Chapitre 1Un équilibre délicat


Claire Dawson

Le bruit des talons de Claire Dawson résonnait sur le parquet brillant de son grand magasin, avec un rythme aussi régulier et méthodique que sa liste de tâches. La ruée matinale avait commencé, et le léger fond musical des fêtes—joyeux mais exaspérant après la cinquantième répétition—se diffusait depuis les haut-parleurs au plafond. Le magasin dégageait une subtile odeur de vanille et de pin, un choix soigneusement orchestré pour améliorer l’expérience des achats de Noël.

Elle s’arrêta près du comptoir de cosmétiques, ses yeux noisette scrutant son agenda en cuir avec la précision d’un chirurgien. Les initiales dorées « C.D. » sur la couverture scintillaient faiblement sous l'éclairage impeccable du magasin, comme pour lui rappeler le poids de ses responsabilités.

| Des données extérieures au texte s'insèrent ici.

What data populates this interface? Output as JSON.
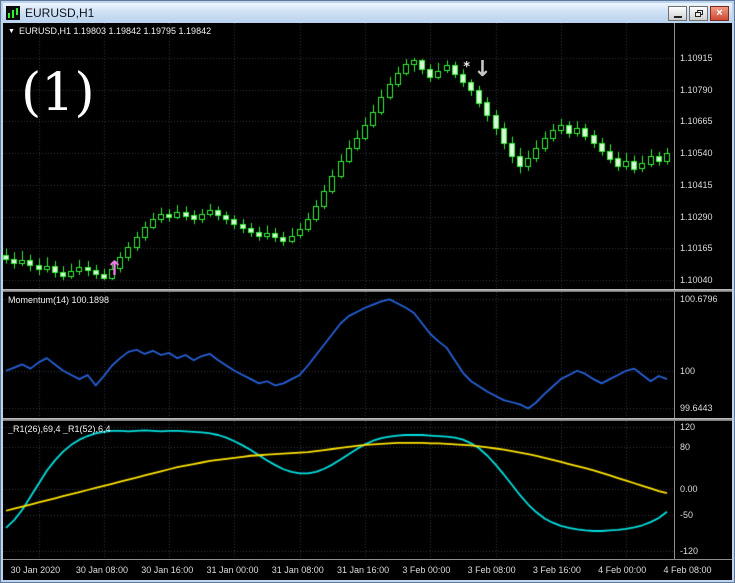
{
  "window": {
    "title": "EURUSD,H1"
  },
  "icons": {
    "chart_icon": "mini-candlestick-chart",
    "dropdown": "▼",
    "minimize": "_",
    "restore": "❐",
    "close": "×",
    "arrow_up": "↑",
    "arrow_down": "↓",
    "star": "*"
  },
  "colors": {
    "background": "#000000",
    "grid": "#35353f",
    "axis_text": "#dcdcdc",
    "candle": "#33ee33",
    "bull_fill": "#000000",
    "bear_fill": "#d9f7d9",
    "momentum_line": "#2761d9",
    "r1_fast": "#00e0e0",
    "r1_slow": "#ffe400",
    "marker_up": "#ea7ae4",
    "marker_down": "#c6c6c6",
    "annotation": "#ffffff"
  },
  "annotation": "(1)",
  "panes": {
    "price": {
      "header": "EURUSD,H1 1.19803 1.19842 1.19795 1.19842"
    },
    "momentum": {
      "header": "Momentum(14) 100.1898"
    },
    "r1": {
      "header": "_R1(26),69,4 _R1(52),6,4"
    }
  },
  "chart_data": {
    "type": "candlestick",
    "symbol": "EURUSD",
    "timeframe": "H1",
    "time_labels": [
      "30 Jan 2020",
      "30 Jan 08:00",
      "30 Jan 16:00",
      "31 Jan 00:00",
      "31 Jan 08:00",
      "31 Jan 16:00",
      "3 Feb 00:00",
      "3 Feb 08:00",
      "3 Feb 16:00",
      "4 Feb 00:00",
      "4 Feb 08:00"
    ],
    "price_pane": {
      "type": "candlestick",
      "ylim": [
        1.10005,
        1.11052
      ],
      "axis_labels": [
        "1.10915",
        "1.10790",
        "1.10665",
        "1.10540",
        "1.10415",
        "1.10290",
        "1.10165",
        "1.10040"
      ],
      "ohlc": [
        [
          1.1014,
          1.10165,
          1.10105,
          1.10125
        ],
        [
          1.10125,
          1.1015,
          1.10085,
          1.1011
        ],
        [
          1.1011,
          1.10155,
          1.10095,
          1.1012
        ],
        [
          1.1012,
          1.1014,
          1.10075,
          1.101
        ],
        [
          1.101,
          1.10125,
          1.1006,
          1.10085
        ],
        [
          1.10085,
          1.1013,
          1.1007,
          1.10095
        ],
        [
          1.10095,
          1.10115,
          1.1005,
          1.1007
        ],
        [
          1.1007,
          1.10095,
          1.1004,
          1.10055
        ],
        [
          1.10055,
          1.10105,
          1.10045,
          1.10075
        ],
        [
          1.10075,
          1.1012,
          1.1006,
          1.1009
        ],
        [
          1.1009,
          1.10115,
          1.10055,
          1.1008
        ],
        [
          1.1008,
          1.101,
          1.10045,
          1.10065
        ],
        [
          1.10065,
          1.10085,
          1.1004,
          1.1005
        ],
        [
          1.1005,
          1.1011,
          1.1004,
          1.10085
        ],
        [
          1.10085,
          1.1015,
          1.1007,
          1.1013
        ],
        [
          1.1013,
          1.1019,
          1.10115,
          1.1017
        ],
        [
          1.1017,
          1.1023,
          1.10155,
          1.1021
        ],
        [
          1.1021,
          1.1027,
          1.10195,
          1.1025
        ],
        [
          1.1025,
          1.10305,
          1.1024,
          1.1028
        ],
        [
          1.1028,
          1.10325,
          1.10265,
          1.103
        ],
        [
          1.103,
          1.1032,
          1.1027,
          1.1029
        ],
        [
          1.1029,
          1.10335,
          1.1028,
          1.1031
        ],
        [
          1.1031,
          1.1033,
          1.10275,
          1.10295
        ],
        [
          1.10295,
          1.10315,
          1.1026,
          1.1028
        ],
        [
          1.1028,
          1.1032,
          1.10265,
          1.103
        ],
        [
          1.103,
          1.1034,
          1.1029,
          1.10315
        ],
        [
          1.10315,
          1.1033,
          1.10275,
          1.10295
        ],
        [
          1.10295,
          1.1031,
          1.1026,
          1.1028
        ],
        [
          1.1028,
          1.10295,
          1.1024,
          1.1026
        ],
        [
          1.1026,
          1.1028,
          1.10225,
          1.10245
        ],
        [
          1.10245,
          1.10265,
          1.1021,
          1.1023
        ],
        [
          1.1023,
          1.1025,
          1.10195,
          1.10215
        ],
        [
          1.10215,
          1.10255,
          1.102,
          1.10225
        ],
        [
          1.10225,
          1.10245,
          1.1019,
          1.1021
        ],
        [
          1.1021,
          1.1023,
          1.10175,
          1.10195
        ],
        [
          1.10195,
          1.10245,
          1.10185,
          1.10215
        ],
        [
          1.10215,
          1.10265,
          1.10205,
          1.1024
        ],
        [
          1.1024,
          1.10305,
          1.1023,
          1.1028
        ],
        [
          1.1028,
          1.10355,
          1.1027,
          1.1033
        ],
        [
          1.1033,
          1.10415,
          1.1032,
          1.1039
        ],
        [
          1.1039,
          1.10475,
          1.1038,
          1.1045
        ],
        [
          1.1045,
          1.10535,
          1.1044,
          1.1051
        ],
        [
          1.1051,
          1.1059,
          1.105,
          1.1056
        ],
        [
          1.1056,
          1.1063,
          1.1055,
          1.106
        ],
        [
          1.106,
          1.1068,
          1.1059,
          1.1065
        ],
        [
          1.1065,
          1.1073,
          1.1064,
          1.107
        ],
        [
          1.107,
          1.1079,
          1.1069,
          1.1076
        ],
        [
          1.1076,
          1.1084,
          1.1075,
          1.1081
        ],
        [
          1.1081,
          1.1088,
          1.108,
          1.10855
        ],
        [
          1.10855,
          1.1091,
          1.10845,
          1.1089
        ],
        [
          1.1089,
          1.10915,
          1.1086,
          1.10905
        ],
        [
          1.10905,
          1.1091,
          1.1085,
          1.1087
        ],
        [
          1.1087,
          1.1089,
          1.1082,
          1.1084
        ],
        [
          1.1084,
          1.10895,
          1.1083,
          1.10865
        ],
        [
          1.10865,
          1.10905,
          1.10855,
          1.10885
        ],
        [
          1.10885,
          1.109,
          1.10835,
          1.1085
        ],
        [
          1.1085,
          1.1087,
          1.108,
          1.1082
        ],
        [
          1.1082,
          1.1083,
          1.10765,
          1.1079
        ],
        [
          1.1079,
          1.10805,
          1.1072,
          1.1074
        ],
        [
          1.1074,
          1.1076,
          1.10665,
          1.1069
        ],
        [
          1.1069,
          1.1071,
          1.1061,
          1.1064
        ],
        [
          1.1064,
          1.1066,
          1.10555,
          1.1058
        ],
        [
          1.1058,
          1.10605,
          1.105,
          1.1053
        ],
        [
          1.1053,
          1.1056,
          1.1046,
          1.1049
        ],
        [
          1.1049,
          1.1055,
          1.1047,
          1.1052
        ],
        [
          1.1052,
          1.1059,
          1.10505,
          1.1056
        ],
        [
          1.1056,
          1.10625,
          1.10545,
          1.106
        ],
        [
          1.106,
          1.10655,
          1.10585,
          1.1063
        ],
        [
          1.1063,
          1.10675,
          1.10615,
          1.1065
        ],
        [
          1.1065,
          1.10665,
          1.106,
          1.1062
        ],
        [
          1.1062,
          1.10665,
          1.10605,
          1.1064
        ],
        [
          1.1064,
          1.10655,
          1.1059,
          1.1061
        ],
        [
          1.1061,
          1.1063,
          1.1056,
          1.1058
        ],
        [
          1.1058,
          1.106,
          1.1053,
          1.1055
        ],
        [
          1.1055,
          1.10575,
          1.105,
          1.1052
        ],
        [
          1.1052,
          1.10545,
          1.1047,
          1.1049
        ],
        [
          1.1049,
          1.1054,
          1.10475,
          1.1051
        ],
        [
          1.1051,
          1.1053,
          1.1046,
          1.1048
        ],
        [
          1.1048,
          1.1053,
          1.10465,
          1.105
        ],
        [
          1.105,
          1.10555,
          1.10485,
          1.1053
        ],
        [
          1.1053,
          1.10545,
          1.1049,
          1.1051
        ],
        [
          1.1051,
          1.1056,
          1.10495,
          1.1054
        ]
      ],
      "markers": [
        {
          "name": "buy-arrow",
          "glyph": "↑",
          "index": 13,
          "color": "#ea7ae4"
        },
        {
          "name": "sell-arrow",
          "glyph": "↓",
          "index": 58,
          "color": "#c6c6c6"
        },
        {
          "name": "star",
          "glyph": "*",
          "index": 58,
          "color": "#e8e8e8"
        }
      ]
    },
    "momentum_pane": {
      "type": "line",
      "name": "Momentum(14)",
      "current_value": "100.1898",
      "ylim": [
        99.55,
        100.75
      ],
      "axis_labels": [
        "100.6796",
        "100",
        "99.6443"
      ],
      "values": [
        100.0,
        100.03,
        100.06,
        100.02,
        100.08,
        100.12,
        100.06,
        100.0,
        99.96,
        99.92,
        99.96,
        99.86,
        99.95,
        100.05,
        100.12,
        100.18,
        100.2,
        100.16,
        100.19,
        100.15,
        100.17,
        100.12,
        100.15,
        100.1,
        100.14,
        100.16,
        100.1,
        100.05,
        100.0,
        99.96,
        99.92,
        99.88,
        99.9,
        99.86,
        99.88,
        99.92,
        99.96,
        100.05,
        100.15,
        100.25,
        100.35,
        100.45,
        100.52,
        100.56,
        100.6,
        100.63,
        100.66,
        100.68,
        100.64,
        100.6,
        100.55,
        100.45,
        100.35,
        100.28,
        100.22,
        100.1,
        99.98,
        99.9,
        99.85,
        99.8,
        99.76,
        99.72,
        99.7,
        99.68,
        99.64,
        99.7,
        99.78,
        99.85,
        99.92,
        99.96,
        100.0,
        99.97,
        99.92,
        99.88,
        99.92,
        99.96,
        100.0,
        100.02,
        99.96,
        99.9,
        99.95,
        99.92
      ]
    },
    "r1_pane": {
      "type": "line",
      "ylim": [
        -135,
        131
      ],
      "axis_labels": [
        "120",
        "80",
        "0.00",
        "-50",
        "-120"
      ],
      "series": [
        {
          "name": "_R1(26),69,4",
          "color": "#00e0e0",
          "values": [
            -75,
            -60,
            -40,
            -15,
            10,
            35,
            55,
            72,
            85,
            95,
            102,
            107,
            110,
            112,
            112,
            111,
            112,
            113,
            112,
            111,
            112,
            112,
            111,
            110,
            109,
            107,
            104,
            99,
            92,
            84,
            75,
            65,
            55,
            46,
            38,
            33,
            30,
            30,
            33,
            39,
            47,
            57,
            67,
            77,
            86,
            93,
            98,
            101,
            103,
            104,
            104,
            104,
            103,
            102,
            101,
            99,
            95,
            88,
            78,
            64,
            47,
            28,
            8,
            -12,
            -30,
            -45,
            -57,
            -65,
            -71,
            -75,
            -78,
            -80,
            -81,
            -81,
            -80,
            -79,
            -77,
            -74,
            -70,
            -64,
            -56,
            -44
          ]
        },
        {
          "name": "_R1(52),6,4",
          "color": "#ffe400",
          "values": [
            -42,
            -38,
            -34,
            -30,
            -26,
            -22,
            -18,
            -14,
            -10,
            -6,
            -2,
            2,
            6,
            10,
            14,
            18,
            22,
            26,
            30,
            34,
            38,
            42,
            45,
            48,
            51,
            54,
            56,
            58,
            60,
            62,
            64,
            65,
            66,
            67,
            68,
            69,
            70,
            71,
            73,
            75,
            77,
            79,
            81,
            83,
            85,
            86,
            87,
            88,
            89,
            89,
            89,
            89,
            88,
            88,
            87,
            86,
            85,
            84,
            82,
            80,
            78,
            76,
            73,
            70,
            67,
            64,
            60,
            56,
            52,
            48,
            44,
            40,
            36,
            31,
            26,
            21,
            16,
            11,
            6,
            1,
            -4,
            -8
          ]
        }
      ]
    }
  }
}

« Rafraîchissement des vitrines dans la section parfumerie, fait. Rapports d’inventaire des livraisons, fait. Ajustement des plannings du personnel… » Son front se plissa tandis que son stylo dansait sur la page. Chaque note ajoutée renforçait son impression que, peut-être, le chaos de la saison pourrait être maîtrisé.

Les enjeux étaient toujours élevés pendant les fêtes, mais cette année semblait différente—plus lourde. Le centre commercial Evergreen Mall peinait à garder la tête hors de l’eau. Le succès de la saison ne signifiait pas simplement atteindre des objectifs de ventes : il s’agissait de sauver des emplois, de maintenir la pertinence du centre commercial, et de prouver, encore une fois, qu’elle pouvait tout gérer. L’avertissement récent de son patron résonnait dans son esprit : « Si cette saison échoue, le Conseil réévaluera… tout. »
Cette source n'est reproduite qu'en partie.